Clarifying Division 7A integrity measures

The Government will clarify the operation of Division 7A to ensure that unpaid present entitlements (UPEs) are within the scope of Division 7A. This will now legislate the ATO’s view as previously set out in Taxation Ruling TR 2010/3.

Other Division 7A amendments initially announced in last year’s Budget and originally intended to have effect from 1 July 2018 are being delayed. They will now apply with effect from 1 July 2019.
These amendments are otherwise unchanged and include:
  • Self-correction mechanisms to assist taxpayers in rectifying inadvertent Division 7A breaches;
  • New Division 7A safe harbour rules;
  • Simplified Division 7A loan requirements, including loan duration and minimum interest rates; and
  • Technical amendments to improve the integrity and operational efficiency of Division 7A.

Denial of deductions in respect of vacant landholdings

From 1 July 2019 taxpayers will not be entitled to deductions in respect of vacant landholdings where there is no genuine purpose of the taxpayer to produce assessable income. This includes a denial of a deduction of interest costs and is also designed to prevent taxpayers from land banking which denies the use of land for housing or other developments.

It will then be necessary to determine whether the non-deductible amount can be included in the cost base of the land as these amounts are not automatically included in the calculation of the cost base.  

Exceptions apply, including land being held to carry on a business, such as land used in primary production and for commercial development.

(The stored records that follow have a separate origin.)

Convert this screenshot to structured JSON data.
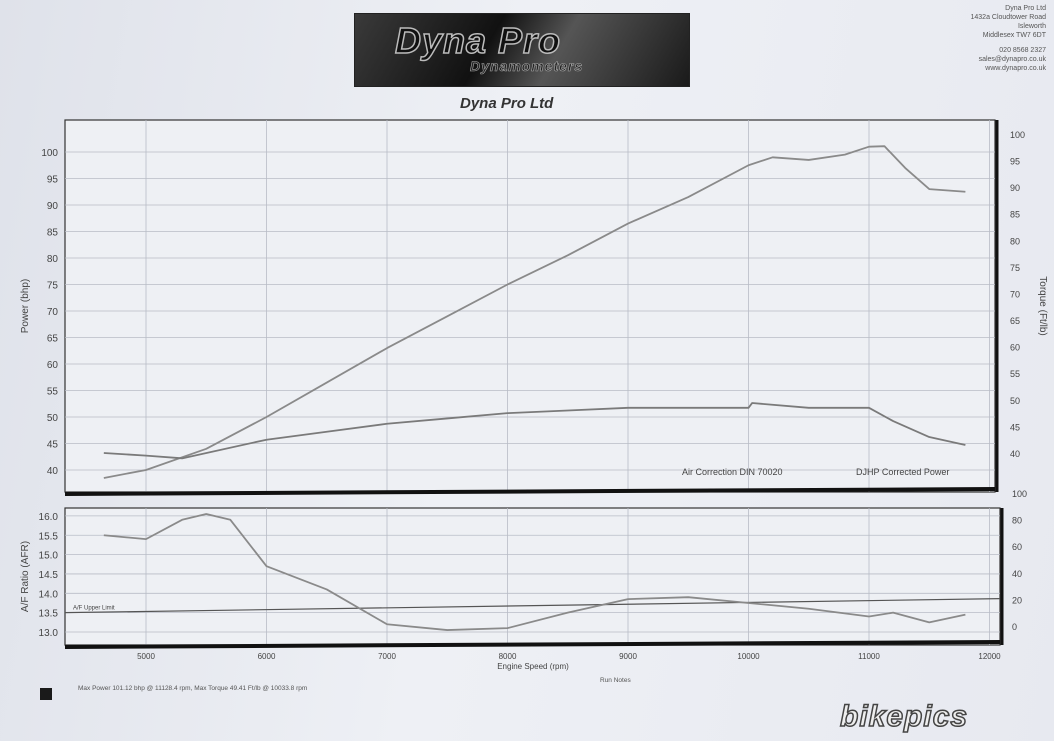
{
  "header": {
    "logo_text": "Dyna Pro",
    "logo_subtext": "Dynamometers",
    "title": "Dyna Pro Ltd",
    "address": [
      "Dyna Pro Ltd",
      "1432a Cloudtower Road",
      "Isleworth",
      "Middlesex TW7 6DT"
    ],
    "contact": [
      "020 8568 2327",
      "sales@dynapro.co.uk",
      "www.dynapro.co.uk"
    ]
  },
  "chart_data": [
    {
      "type": "line",
      "title": "",
      "xlabel": "",
      "ylabel": "Power (bhp)",
      "y2label": "Torque (Ft/lb)",
      "xlim": [
        4350,
        12050
      ],
      "ylim": [
        37,
        107
      ],
      "y2lim": [
        36,
        104
      ],
      "yticks": [
        40,
        45,
        50,
        55,
        60,
        65,
        70,
        75,
        80,
        85,
        90,
        95,
        100
      ],
      "y2ticks": [
        40,
        45,
        50,
        55,
        60,
        65,
        70,
        75,
        80,
        85,
        90,
        95,
        100
      ],
      "grid": true,
      "annotations": [
        "Air Correction DIN 70020",
        "DJHP Corrected Power"
      ],
      "series": [
        {
          "axis": "left",
          "color": "#8a8a8a",
          "x": [
            4650,
            5000,
            5500,
            6000,
            6500,
            7000,
            7500,
            8000,
            8500,
            9000,
            9500,
            10000,
            10200,
            10500,
            10800,
            11000,
            11128,
            11300,
            11500,
            11800
          ],
          "y": [
            38.5,
            40,
            44,
            50,
            56.5,
            63,
            69,
            75,
            80.5,
            86.5,
            91.5,
            97.5,
            99,
            98.5,
            99.5,
            101,
            101.1,
            97,
            93,
            92.5
          ]
        },
        {
          "axis": "right",
          "color": "#7a7a7a",
          "x": [
            4650,
            5000,
            5300,
            6000,
            6500,
            7000,
            7500,
            8000,
            8500,
            9000,
            9500,
            10000,
            10030,
            10500,
            11000,
            11200,
            11500,
            11800
          ],
          "y": [
            40,
            39.5,
            39,
            42.5,
            44,
            45.5,
            46.5,
            47.5,
            48,
            48.5,
            48.5,
            48.5,
            49.4,
            48.5,
            48.5,
            46,
            43,
            41.5
          ]
        }
      ]
    },
    {
      "type": "line",
      "title": "",
      "xlabel": "Engine Speed (rpm)",
      "ylabel": "A/F Ratio (AFR)",
      "xlim": [
        4350,
        12050
      ],
      "ylim": [
        12.9,
        16.3
      ],
      "y2lim": [
        -5,
        100
      ],
      "xticks": [
        5000,
        6000,
        7000,
        8000,
        9000,
        10000,
        11000,
        12000
      ],
      "yticks": [
        "13.0",
        "13.5",
        "14.0",
        "14.5",
        "15.0",
        "15.5",
        "16.0"
      ],
      "y2ticks": [
        0,
        20,
        40,
        60,
        80,
        100
      ],
      "grid": true,
      "reference_line": {
        "label": "A/F Upper Limit",
        "value": 13.5
      },
      "series": [
        {
          "axis": "left",
          "color": "#8a8a8a",
          "x": [
            4650,
            5000,
            5300,
            5500,
            5700,
            6000,
            6500,
            7000,
            7500,
            8000,
            8500,
            9000,
            9500,
            10000,
            10500,
            11000,
            11200,
            11500,
            11800
          ],
          "y": [
            15.5,
            15.4,
            15.9,
            16.05,
            15.9,
            14.7,
            14.1,
            13.2,
            13.05,
            13.1,
            13.5,
            13.85,
            13.9,
            13.75,
            13.6,
            13.4,
            13.5,
            13.25,
            13.45
          ]
        }
      ]
    }
  ],
  "footer": {
    "summary": "Max Power 101.12 bhp @ 11128.4 rpm, Max Torque 49.41 Ft/lb @ 10033.8 rpm",
    "run_notes_label": "Run Notes"
  },
  "watermark": "bikepics"
}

Affected taxpayers will be required to carefully consider whether their specific circumstances allow tax deductions, particularly where it is not clear whether a business is being carried on.

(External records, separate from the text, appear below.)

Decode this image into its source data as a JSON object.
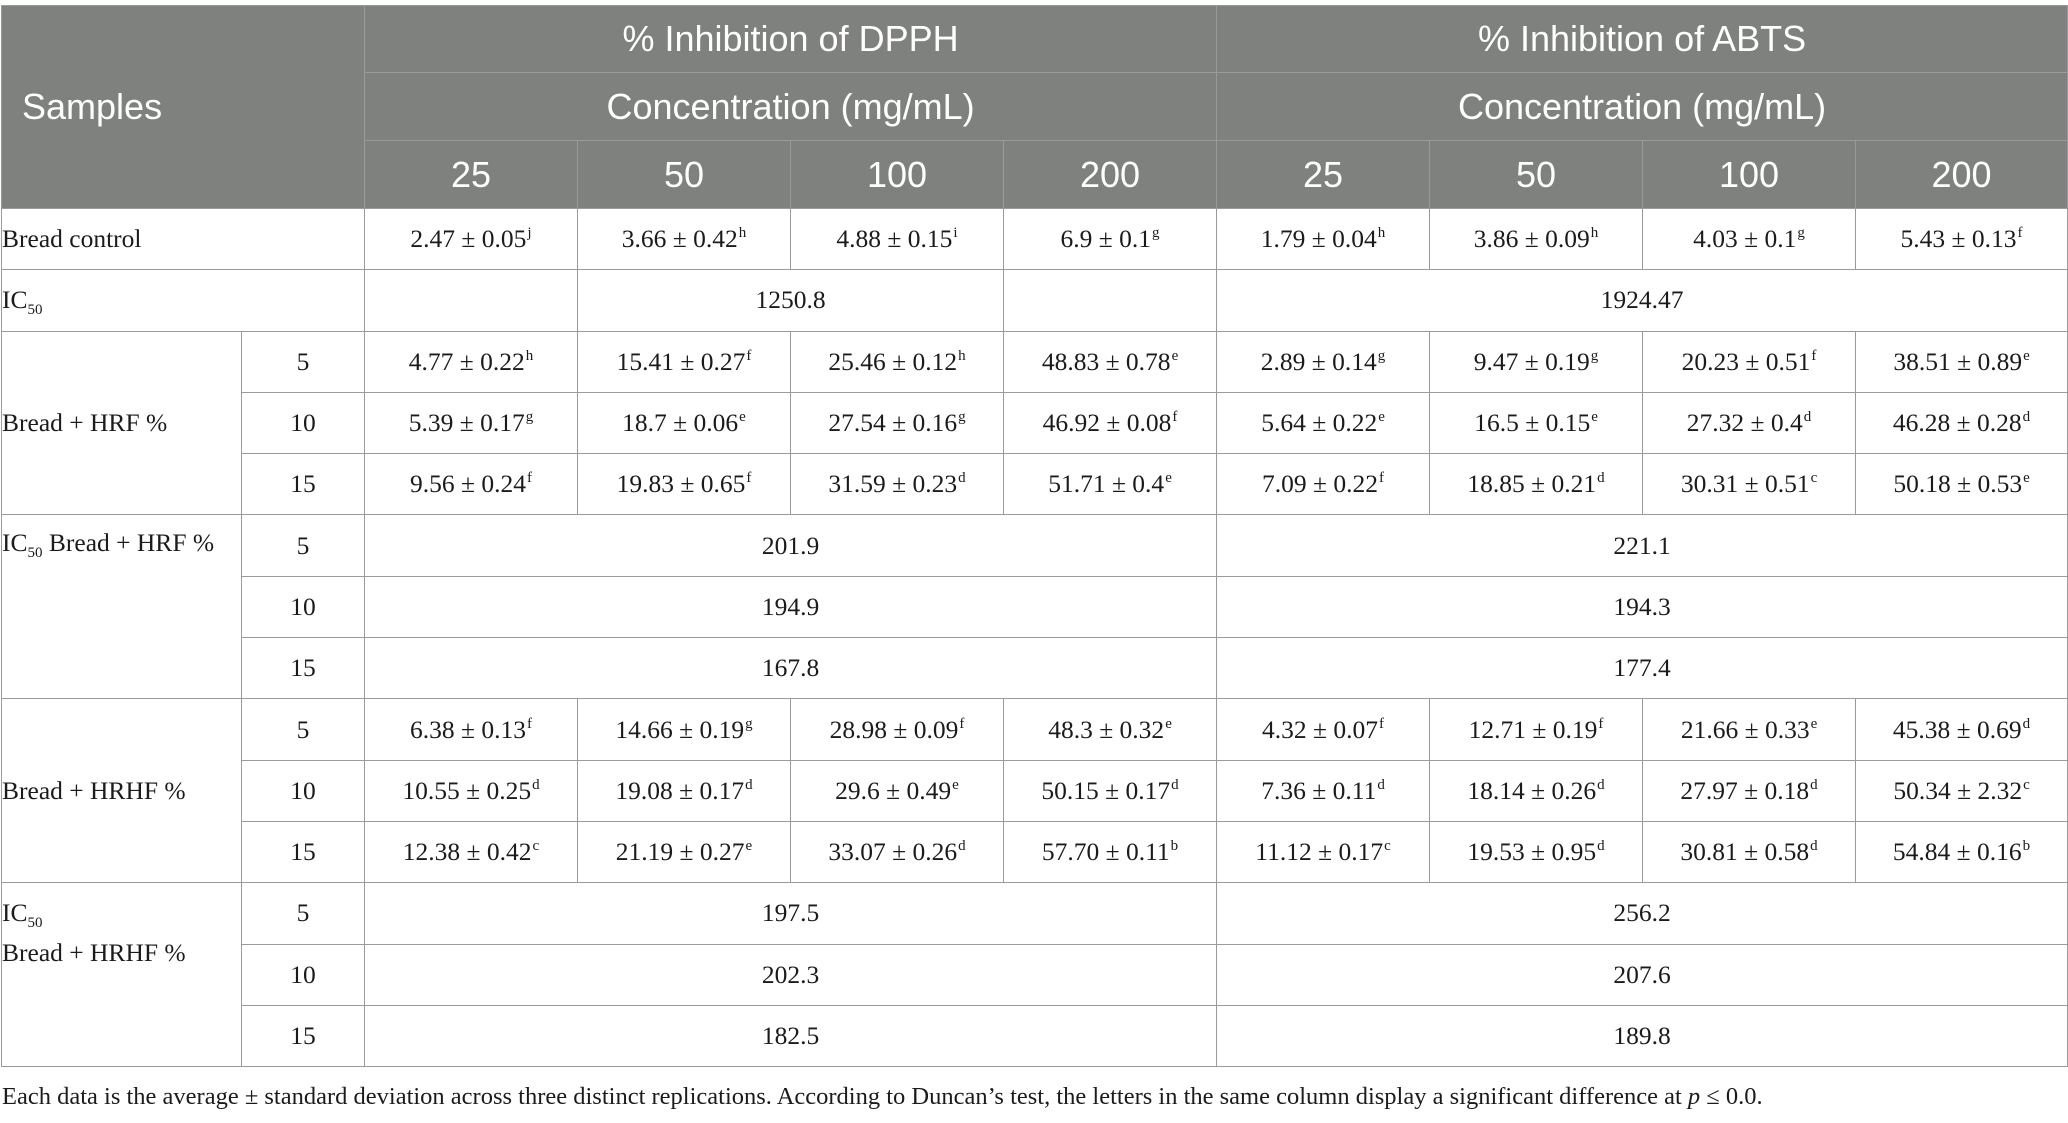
{
  "header": {
    "samples": "Samples",
    "dpph_title": "% Inhibition of DPPH",
    "abts_title": "% Inhibition of ABTS",
    "concentration": "Concentration (mg/mL)",
    "concentrations": [
      "25",
      "50",
      "100",
      "200"
    ]
  },
  "rows": {
    "control": {
      "label": "Bread control",
      "dpph": [
        {
          "v": "2.47 ± 0.05",
          "s": "j"
        },
        {
          "v": "3.66 ± 0.42",
          "s": "h"
        },
        {
          "v": "4.88 ± 0.15",
          "s": "i"
        },
        {
          "v": "6.9 ± 0.1",
          "s": "g"
        }
      ],
      "abts": [
        {
          "v": "1.79 ± 0.04",
          "s": "h"
        },
        {
          "v": "3.86 ± 0.09",
          "s": "h"
        },
        {
          "v": "4.03 ± 0.1",
          "s": "g"
        },
        {
          "v": "5.43 ± 0.13",
          "s": "f"
        }
      ]
    },
    "ic50_control": {
      "label_main": "IC",
      "label_sub": "50",
      "dpph": "1250.8",
      "abts": "1924.47"
    },
    "hrf": {
      "label": "Bread + HRF %",
      "levels": [
        {
          "level": "5",
          "dpph": [
            {
              "v": "4.77 ± 0.22",
              "s": "h"
            },
            {
              "v": "15.41 ± 0.27",
              "s": "f"
            },
            {
              "v": "25.46 ± 0.12",
              "s": "h"
            },
            {
              "v": "48.83 ± 0.78",
              "s": "e"
            }
          ],
          "abts": [
            {
              "v": "2.89 ± 0.14",
              "s": "g"
            },
            {
              "v": "9.47 ± 0.19",
              "s": "g"
            },
            {
              "v": "20.23 ± 0.51",
              "s": "f"
            },
            {
              "v": "38.51 ± 0.89",
              "s": "e"
            }
          ]
        },
        {
          "level": "10",
          "dpph": [
            {
              "v": "5.39 ± 0.17",
              "s": "g"
            },
            {
              "v": "18.7 ± 0.06",
              "s": "e"
            },
            {
              "v": "27.54 ± 0.16",
              "s": "g"
            },
            {
              "v": "46.92 ± 0.08",
              "s": "f"
            }
          ],
          "abts": [
            {
              "v": "5.64 ± 0.22",
              "s": "e"
            },
            {
              "v": "16.5 ± 0.15",
              "s": "e"
            },
            {
              "v": "27.32 ± 0.4",
              "s": "d"
            },
            {
              "v": "46.28 ± 0.28",
              "s": "d"
            }
          ]
        },
        {
          "level": "15",
          "dpph": [
            {
              "v": "9.56 ± 0.24",
              "s": "f"
            },
            {
              "v": "19.83 ± 0.65",
              "s": "f"
            },
            {
              "v": "31.59 ± 0.23",
              "s": "d"
            },
            {
              "v": "51.71 ± 0.4",
              "s": "e"
            }
          ],
          "abts": [
            {
              "v": "7.09 ± 0.22",
              "s": "f"
            },
            {
              "v": "18.85 ± 0.21",
              "s": "d"
            },
            {
              "v": "30.31 ± 0.51",
              "s": "c"
            },
            {
              "v": "50.18 ± 0.53",
              "s": "e"
            }
          ]
        }
      ]
    },
    "ic50_hrf": {
      "label_main": "IC",
      "label_sub": "50",
      "label_rest": " Bread + HRF %",
      "levels": [
        {
          "level": "5",
          "dpph": "201.9",
          "abts": "221.1"
        },
        {
          "level": "10",
          "dpph": "194.9",
          "abts": "194.3"
        },
        {
          "level": "15",
          "dpph": "167.8",
          "abts": "177.4"
        }
      ]
    },
    "hrhf": {
      "label": "Bread + HRHF %",
      "levels": [
        {
          "level": "5",
          "dpph": [
            {
              "v": "6.38 ± 0.13",
              "s": "f"
            },
            {
              "v": "14.66 ± 0.19",
              "s": "g"
            },
            {
              "v": "28.98 ± 0.09",
              "s": "f"
            },
            {
              "v": "48.3 ± 0.32",
              "s": "e"
            }
          ],
          "abts": [
            {
              "v": "4.32 ± 0.07",
              "s": "f"
            },
            {
              "v": "12.71 ± 0.19",
              "s": "f"
            },
            {
              "v": "21.66 ± 0.33",
              "s": "e"
            },
            {
              "v": "45.38 ± 0.69",
              "s": "d"
            }
          ]
        },
        {
          "level": "10",
          "dpph": [
            {
              "v": "10.55 ± 0.25",
              "s": "d"
            },
            {
              "v": "19.08 ± 0.17",
              "s": "d"
            },
            {
              "v": "29.6 ± 0.49",
              "s": "e"
            },
            {
              "v": "50.15 ± 0.17",
              "s": "d"
            }
          ],
          "abts": [
            {
              "v": "7.36 ± 0.11",
              "s": "d"
            },
            {
              "v": "18.14 ± 0.26",
              "s": "d"
            },
            {
              "v": "27.97 ± 0.18",
              "s": "d"
            },
            {
              "v": "50.34 ± 2.32",
              "s": "c"
            }
          ]
        },
        {
          "level": "15",
          "dpph": [
            {
              "v": "12.38 ± 0.42",
              "s": "c"
            },
            {
              "v": "21.19 ± 0.27",
              "s": "e"
            },
            {
              "v": "33.07 ± 0.26",
              "s": "d"
            },
            {
              "v": "57.70 ± 0.11",
              "s": "b"
            }
          ],
          "abts": [
            {
              "v": "11.12 ± 0.17",
              "s": "c"
            },
            {
              "v": "19.53 ± 0.95",
              "s": "d"
            },
            {
              "v": "30.81 ± 0.58",
              "s": "d"
            },
            {
              "v": "54.84 ± 0.16",
              "s": "b"
            }
          ]
        }
      ]
    },
    "ic50_hrhf": {
      "label_main": "IC",
      "label_sub": "50",
      "label_line2": "Bread + HRHF %",
      "levels": [
        {
          "level": "5",
          "dpph": "197.5",
          "abts": "256.2"
        },
        {
          "level": "10",
          "dpph": "202.3",
          "abts": "207.6"
        },
        {
          "level": "15",
          "dpph": "182.5",
          "abts": "189.8"
        }
      ]
    }
  },
  "footnote": {
    "text_before": "Each data is the average ± standard deviation across three distinct replications. According to Duncan’s test, the letters in the same column display a significant difference at ",
    "p": "p",
    "text_after": " ≤ 0.0."
  }
}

Improved integrity in family group dealings

Testamentary trusts provide benefits for children as recipients of a deceased estate by providing concessional tax rates on the distributed income. That is, children are taxed at adult marginal tax rates rather than punitive minor tax rates.

From 1 July 2019 the concessional tax treatment will apply only in respect of assets of the deceased estate, or proceeds of disposals or investments of the deceased estate. This will prevent the tax concession being available in respect of other assets injected into a testamentary trust which are otherwise unrelated to the deceased estate.

In addition, the Government expects to recoup $20 million over five years in a tightening of specific anti-avoidance measures where multiple family trusts act as beneficiaries of each other’s income under a round robin arrangement. Previously the anti-avoidance measures only applied to closely held trusts (excluding family trusts) but the rules are to be extended to now include family trusts engaging in circular trust distributions.

Luxury car tax changes

From 1 January 2019, the luxury car tax will no longer apply to luxury cars re-imported to Australia after refurbishment overseas, thereby aligning the tax treatment with that for locally refurbished cars.